One of the efforts I had thought about doing for retirement planning was to measure my personal inflation rate in order to have a more accurate value to use than the CPI value. Realistically it’s not going to work – there are too many variables and potential changes in lifestyle. For example over time, our interests may change from cheap hobbies to expensive hobbies, our young son will probably eat more as he gets bigger and will require more money for activities. It will be difficult to separate the basic “retirement spending” from normal spending. The other problem is that there is a fine line between personal inflation rate and plain old overspending. At some point if you are going to retire you have to be able to live within your means even if that entails reducing or eliminating expenditures on activities that you enjoy.

Fabrice Taylor writes in the Globe & Mail about the fact that the CPI doesn’t necessarily match up to the inflation rate that you or I might experience within our lives. This figure is very important for retirement planning since the real rate of return of your investment portfolio is the actual return minus the inflation rate. Taylor refers to a study done in the US which says that the real inflation rate is twice as much as the official rate.
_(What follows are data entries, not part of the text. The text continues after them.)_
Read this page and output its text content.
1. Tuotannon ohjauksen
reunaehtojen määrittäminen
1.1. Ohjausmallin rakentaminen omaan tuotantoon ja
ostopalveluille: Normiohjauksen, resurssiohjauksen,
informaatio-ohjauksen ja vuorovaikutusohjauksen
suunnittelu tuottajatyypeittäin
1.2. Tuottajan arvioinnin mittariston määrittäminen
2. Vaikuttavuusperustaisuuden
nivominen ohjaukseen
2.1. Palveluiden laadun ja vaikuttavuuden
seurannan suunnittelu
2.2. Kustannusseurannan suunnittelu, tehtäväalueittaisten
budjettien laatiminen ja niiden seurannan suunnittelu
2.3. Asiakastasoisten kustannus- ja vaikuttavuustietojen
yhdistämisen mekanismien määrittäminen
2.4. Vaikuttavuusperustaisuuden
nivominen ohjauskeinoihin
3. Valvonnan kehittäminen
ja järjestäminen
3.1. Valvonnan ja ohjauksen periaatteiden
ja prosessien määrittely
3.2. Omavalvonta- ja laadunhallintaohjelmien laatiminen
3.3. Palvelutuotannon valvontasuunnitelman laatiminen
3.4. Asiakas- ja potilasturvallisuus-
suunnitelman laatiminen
Another good example is financial planning for education costs. I’ve read that post-secondary tuition has gone up about 5% per year over the last decade. If you are doing projections for your education fund then using the CPI will understate the actual inflation since tuition is a big part of the school costs.

Since I’m still a few years away from retirement I don’t worry too much about my assumptions for rate of return and inflation. Personally I use 3% inflation in my calculations which is probably a good enough estimate for my purposes.